16 de mayo, 2018
Cuando investigué al principio la cultura y las creencias de la gente tribal hewana de Papúa Nueva Guinea en el año 2001, descubrí que nunca construían sus chozas en las partes bajas del río o incluso en una superficie plana que tuviera un arroyo o un pantano cercano. Ellos creían que las tierras bajas y los lechos de los ríos eran los sitios donde acechaban los espíritus femeninos engañosos y malignos.
Si alguien dejaba la seguridad de las cumbres para cazar en las planicies, nunca iba solo, se sentían menos vulnerables ante el reino de los espíritus cuando estaban en grupo. También se aseguraban de llevar un perro porque sentían que los perros podían percibir la presencia de espíritus y ladrarían para ahuyentarlos.
Había muchas historias de muertes inesperadas que confirmaban su temor de los espíritus de las tierras bajas. Los antepasados contaban cómo algunos hombres se habían topado con lo que parecían ser mujeres normales en ese tipo de lugares, solamente para terminar devorados después de haber bajado la guardia.
Incluso había historias de hombres que se habían encontrado con cerdos enormes, y luego habían quedado hechizados por un maleficio cuando los cerdos se habían convertido en lo que ellos pensaron que eran mujeres bonitas; si se quedaban a hablar, su perdición era segura.

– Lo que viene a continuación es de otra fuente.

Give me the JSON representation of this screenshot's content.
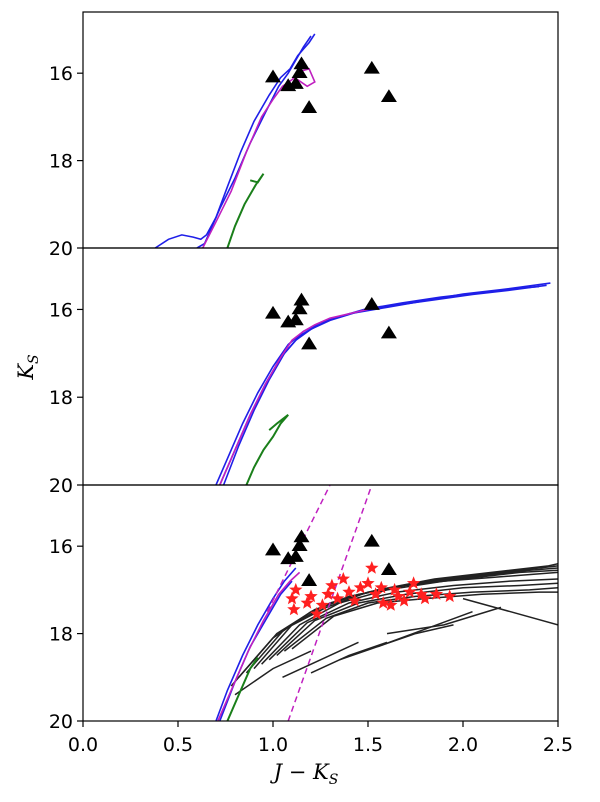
{
  "chart_data": {
    "type": "scatter",
    "layout": "three vertically stacked panels sharing the x-axis",
    "xlabel": "J − K",
    "xlabel_sub": "S",
    "ylabel": "K",
    "ylabel_sub": "S",
    "xlim": [
      0.0,
      2.5
    ],
    "ylim": [
      20,
      14.6
    ],
    "y_inverted": true,
    "grid": false,
    "x_ticks": [
      0.0,
      0.5,
      1.0,
      1.5,
      2.0,
      2.5
    ],
    "x_tick_labels": [
      "0.0",
      "0.5",
      "1.0",
      "1.5",
      "2.0",
      "2.5"
    ],
    "y_ticks": [
      16,
      18,
      20
    ],
    "y_tick_labels": [
      "16",
      "18",
      "20"
    ],
    "colors": {
      "blue": "#1f1fe8",
      "magenta": "#c020c0",
      "green": "#1a7f1a",
      "black": "#000000",
      "red": "#ff2020",
      "track_gray": "#222222"
    },
    "observed_triangles": [
      {
        "x": 1.0,
        "y": 16.1
      },
      {
        "x": 1.08,
        "y": 16.3
      },
      {
        "x": 1.12,
        "y": 16.25
      },
      {
        "x": 1.14,
        "y": 16.0
      },
      {
        "x": 1.15,
        "y": 15.8
      },
      {
        "x": 1.19,
        "y": 16.8
      },
      {
        "x": 1.52,
        "y": 15.9
      },
      {
        "x": 1.61,
        "y": 16.55
      }
    ],
    "panels": [
      {
        "name": "top",
        "series": [
          {
            "color": "blue",
            "x": [
              0.38,
              0.45,
              0.52,
              0.58,
              0.62,
              0.65,
              0.7,
              0.76,
              0.83,
              0.9,
              0.98,
              1.04,
              1.09,
              1.13,
              1.16,
              1.19,
              1.22
            ],
            "y": [
              20.0,
              19.8,
              19.7,
              19.75,
              19.8,
              19.7,
              19.3,
              18.6,
              17.8,
              17.1,
              16.5,
              16.1,
              15.9,
              15.6,
              15.45,
              15.3,
              15.1
            ]
          },
          {
            "color": "blue",
            "x": [
              0.6,
              0.64,
              0.66,
              0.72,
              0.8,
              0.88,
              0.96,
              1.03,
              1.08,
              1.12,
              1.16,
              1.2
            ],
            "y": [
              20.0,
              19.9,
              19.7,
              19.1,
              18.4,
              17.6,
              16.9,
              16.3,
              16.0,
              15.7,
              15.4,
              15.15
            ]
          },
          {
            "color": "magenta",
            "x": [
              0.63,
              0.7,
              0.78,
              0.86,
              0.94,
              1.0,
              1.05,
              1.1,
              1.15,
              1.19,
              1.22,
              1.18,
              1.13
            ],
            "y": [
              20.0,
              19.4,
              18.7,
              17.8,
              17.0,
              16.6,
              16.3,
              16.15,
              15.95,
              15.9,
              16.2,
              16.3,
              16.15
            ]
          },
          {
            "color": "green",
            "x": [
              0.76,
              0.8,
              0.85,
              0.91,
              0.95,
              0.92,
              0.88
            ],
            "y": [
              20.0,
              19.5,
              19.0,
              18.55,
              18.3,
              18.5,
              18.45
            ]
          }
        ]
      },
      {
        "name": "middle",
        "series": [
          {
            "color": "blue",
            "x": [
              0.7,
              0.76,
              0.84,
              0.92,
              1.0,
              1.08,
              1.16,
              1.25,
              1.4,
              1.6,
              1.8,
              2.0,
              2.2,
              2.46
            ],
            "y": [
              20.0,
              19.4,
              18.6,
              17.9,
              17.3,
              16.8,
              16.5,
              16.3,
              16.1,
              15.95,
              15.8,
              15.65,
              15.55,
              15.4
            ]
          },
          {
            "color": "blue",
            "x": [
              0.72,
              0.8,
              0.88,
              0.96,
              1.04,
              1.12,
              1.2,
              1.3,
              1.45,
              1.65,
              1.85,
              2.05,
              2.25,
              2.44
            ],
            "y": [
              20.0,
              19.2,
              18.4,
              17.7,
              17.1,
              16.7,
              16.45,
              16.25,
              16.05,
              15.9,
              15.78,
              15.66,
              15.56,
              15.45
            ]
          },
          {
            "color": "blue",
            "x": [
              0.74,
              0.82,
              0.9,
              0.98,
              1.06,
              1.14,
              1.22,
              1.32,
              1.48,
              1.68,
              1.88,
              2.08,
              2.28,
              2.4
            ],
            "y": [
              20.0,
              19.1,
              18.3,
              17.6,
              17.0,
              16.6,
              16.4,
              16.2,
              16.0,
              15.85,
              15.72,
              15.62,
              15.52,
              15.48
            ]
          },
          {
            "color": "magenta",
            "x": [
              0.72,
              0.8,
              0.88,
              0.96,
              1.04,
              1.1,
              1.16,
              1.22,
              1.3,
              1.4,
              1.5
            ],
            "y": [
              20.0,
              19.2,
              18.4,
              17.7,
              17.1,
              16.7,
              16.5,
              16.35,
              16.2,
              16.1,
              16.0
            ]
          },
          {
            "color": "green",
            "x": [
              0.86,
              0.9,
              0.95,
              1.0,
              1.04,
              1.08,
              1.02,
              0.98
            ],
            "y": [
              20.0,
              19.6,
              19.2,
              18.9,
              18.6,
              18.4,
              18.6,
              18.75
            ]
          }
        ]
      },
      {
        "name": "bottom",
        "reddening_lines": [
          {
            "x": [
              1.08,
              1.52
            ],
            "y": [
              20.0,
              14.6
            ]
          },
          {
            "x": [
              0.97,
              1.3
            ],
            "y": [
              17.5,
              14.6
            ]
          }
        ],
        "red_stars": [
          {
            "x": 1.1,
            "y": 17.2
          },
          {
            "x": 1.11,
            "y": 17.45
          },
          {
            "x": 1.12,
            "y": 17.0
          },
          {
            "x": 1.18,
            "y": 17.3
          },
          {
            "x": 1.2,
            "y": 17.15
          },
          {
            "x": 1.23,
            "y": 17.55
          },
          {
            "x": 1.26,
            "y": 17.35
          },
          {
            "x": 1.29,
            "y": 17.1
          },
          {
            "x": 1.31,
            "y": 16.9
          },
          {
            "x": 1.34,
            "y": 17.2
          },
          {
            "x": 1.37,
            "y": 16.75
          },
          {
            "x": 1.4,
            "y": 17.05
          },
          {
            "x": 1.43,
            "y": 17.25
          },
          {
            "x": 1.46,
            "y": 16.95
          },
          {
            "x": 1.5,
            "y": 16.85
          },
          {
            "x": 1.52,
            "y": 16.5
          },
          {
            "x": 1.54,
            "y": 17.1
          },
          {
            "x": 1.57,
            "y": 16.95
          },
          {
            "x": 1.58,
            "y": 17.3
          },
          {
            "x": 1.62,
            "y": 17.35
          },
          {
            "x": 1.64,
            "y": 17.0
          },
          {
            "x": 1.66,
            "y": 17.15
          },
          {
            "x": 1.69,
            "y": 17.25
          },
          {
            "x": 1.72,
            "y": 17.05
          },
          {
            "x": 1.74,
            "y": 16.85
          },
          {
            "x": 1.78,
            "y": 17.1
          },
          {
            "x": 1.8,
            "y": 17.2
          },
          {
            "x": 1.86,
            "y": 17.1
          },
          {
            "x": 1.93,
            "y": 17.15
          }
        ],
        "black_tracks": [
          {
            "x": [
              0.78,
              1.0,
              1.2,
              1.4,
              1.7,
              2.0,
              2.3,
              2.5
            ],
            "y": [
              19.2,
              18.1,
              17.5,
              17.15,
              16.9,
              16.75,
              16.6,
              16.55
            ]
          },
          {
            "x": [
              0.82,
              1.02,
              1.22,
              1.45,
              1.75,
              2.05,
              2.35,
              2.5
            ],
            "y": [
              19.0,
              18.0,
              17.45,
              17.1,
              16.85,
              16.7,
              16.55,
              16.5
            ]
          },
          {
            "x": [
              0.86,
              1.06,
              1.28,
              1.5,
              1.8,
              2.1,
              2.4,
              2.5
            ],
            "y": [
              18.9,
              17.9,
              17.4,
              17.05,
              16.8,
              16.65,
              16.5,
              16.45
            ]
          },
          {
            "x": [
              0.9,
              1.1,
              1.3,
              1.55,
              1.85,
              2.15,
              2.45,
              2.5
            ],
            "y": [
              18.8,
              17.8,
              17.3,
              17.0,
              16.75,
              16.6,
              16.45,
              16.4
            ]
          },
          {
            "x": [
              0.94,
              1.14,
              1.35,
              1.6,
              1.9,
              2.2,
              2.5
            ],
            "y": [
              18.7,
              17.8,
              17.3,
              17.0,
              16.8,
              16.7,
              16.6
            ]
          },
          {
            "x": [
              0.98,
              1.18,
              1.4,
              1.65,
              1.95,
              2.25,
              2.5
            ],
            "y": [
              18.6,
              17.75,
              17.3,
              17.05,
              16.9,
              16.8,
              16.75
            ]
          },
          {
            "x": [
              1.02,
              1.22,
              1.45,
              1.7,
              2.0,
              2.3,
              2.5
            ],
            "y": [
              18.5,
              17.7,
              17.3,
              17.1,
              16.95,
              16.9,
              16.85
            ]
          },
          {
            "x": [
              1.06,
              1.28,
              1.5,
              1.75,
              2.05,
              2.35,
              2.5
            ],
            "y": [
              18.4,
              17.65,
              17.3,
              17.15,
              17.05,
              17.0,
              16.95
            ]
          },
          {
            "x": [
              1.1,
              1.32,
              1.55,
              1.8,
              2.1,
              2.4,
              2.5
            ],
            "y": [
              18.35,
              17.6,
              17.3,
              17.2,
              17.1,
              17.05,
              17.05
            ]
          },
          {
            "x": [
              0.8,
              1.0,
              1.2
            ],
            "y": [
              19.4,
              18.8,
              18.4
            ]
          },
          {
            "x": [
              1.05,
              1.25,
              1.45
            ],
            "y": [
              19.0,
              18.6,
              18.2
            ]
          },
          {
            "x": [
              1.2,
              1.4,
              1.6
            ],
            "y": [
              18.9,
              18.5,
              18.2
            ]
          },
          {
            "x": [
              1.35,
              1.55,
              1.75,
              1.95
            ],
            "y": [
              18.6,
              18.3,
              18.0,
              17.8
            ]
          },
          {
            "x": [
              1.55,
              1.8,
              2.05
            ],
            "y": [
              18.3,
              17.9,
              17.5
            ]
          },
          {
            "x": [
              2.0,
              2.25,
              2.5
            ],
            "y": [
              17.2,
              17.5,
              17.8
            ]
          },
          {
            "x": [
              1.6,
              1.9,
              2.2
            ],
            "y": [
              18.0,
              17.8,
              17.4
            ]
          }
        ],
        "series": [
          {
            "color": "blue",
            "x": [
              0.7,
              0.76,
              0.84,
              0.92,
              1.0,
              1.06,
              1.12
            ],
            "y": [
              20.0,
              19.3,
              18.5,
              17.8,
              17.2,
              16.8,
              16.5
            ]
          },
          {
            "color": "blue",
            "x": [
              0.72,
              0.8,
              0.88,
              0.96,
              1.04,
              1.1
            ],
            "y": [
              20.0,
              19.1,
              18.3,
              17.7,
              17.1,
              16.8
            ]
          },
          {
            "color": "magenta",
            "x": [
              0.71,
              0.79,
              0.87,
              0.95,
              1.03,
              1.09,
              1.14
            ],
            "y": [
              20.0,
              19.2,
              18.4,
              17.7,
              17.1,
              16.8,
              16.6
            ]
          },
          {
            "color": "green",
            "x": [
              0.76,
              0.8,
              0.84,
              0.88,
              0.92
            ],
            "y": [
              20.0,
              19.6,
              19.2,
              18.8,
              18.55
            ]
          }
        ]
      }
    ]
  }
}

Un día del año 2016, mientras hablaba con un amigo de la aldea, él mencionó una enorme roca blanca que estaba en el lecho del río Yif y que yo no había visto todavía. “Nuestros antepasados nunca pasaban por ese lugar”, dijo él; “cuando era joven, los hombres me decían que si alguna vez me acercaba, sería devorado”. Eso llamó mi atención y comencé a buscar una oportunidad para caminar en esa dirección. Más tarde, cuando vinieron amigos de la ciudad a visitar a mi compañero de trabajo John y a mí, decidimos caminar juntos hasta allí con algunos creyentes de la aldea.
Cuando llegamos a la orilla del río y vimos la enorme roca en el otro lado del agua, un joven llamado Fauwa estaba ansioso por contarnos la historia. Su padre, Watofo, había sido un hechicero de renombre hasta su muerte en el año 2006. “Nunca veníamos a esta zona”, dijo Fauwa; “por temor de nuestras vidas, mi padre nos decía a todos que evitáramos este lugar. Él decía que había muchos espíritus malignos femeninos que vivían dentro de la roca, y que saldrían a través de agujeros y nos devorarían si tuvieran la oportunidad”. Mientras él hablaba, noté dos agujeros en el costado de la roca. La forma animada en que Fauwa contaba la historia hacía fácil imaginar a un hechicero hablando en voz baja con su hijo, advirtiéndole que evitara un final desastroso. Sus palabras deben haber producido un profundo pavor en todos aquellos que lo escuchaban.
“Si por alguna razón teníamos que cruzar este valle”, continuó Fauwa, “mi padre decía que sostuviera mi arco con una flecha lista para disparar, así”. Él puso una flecha en la cuerda de bambú de su arco y la tensó hasta la mitad del recorrido, y luego, hablando en voz baja, se agachó como si estuviera deslizándose a través de la maleza alta del lecho del río, inspeccionando todo con sus ojos para detectar una catástrofe oculta. “Cuando mi padre decía cosas como esas, me asustaba, y decidí no bajar jamás aquí”. Pero entonces, la actitud de Fauwa cambió de repente y se puso de pie. “Ya no tengo miedo, y te lo voy a mostrar”, dijo él mientras descargaba su arco y sus flechas y se daba la vuelta para saltar al agua. La corriente era fuerte, pero se abrió paso y se subió a la orilla del lado opuesto. Rápidamente saltó sobre una roca grande y agitó los brazos con emoción: “Ya no tengo miedo”. Gracias, Señor, por la forma en que estás rescatando a esta gente preciosa de su temor al enemigo y sus mentiras. Gracias por acercarlos a ti y establecerlos con seguridad en el sólido fundamento de tu verdad.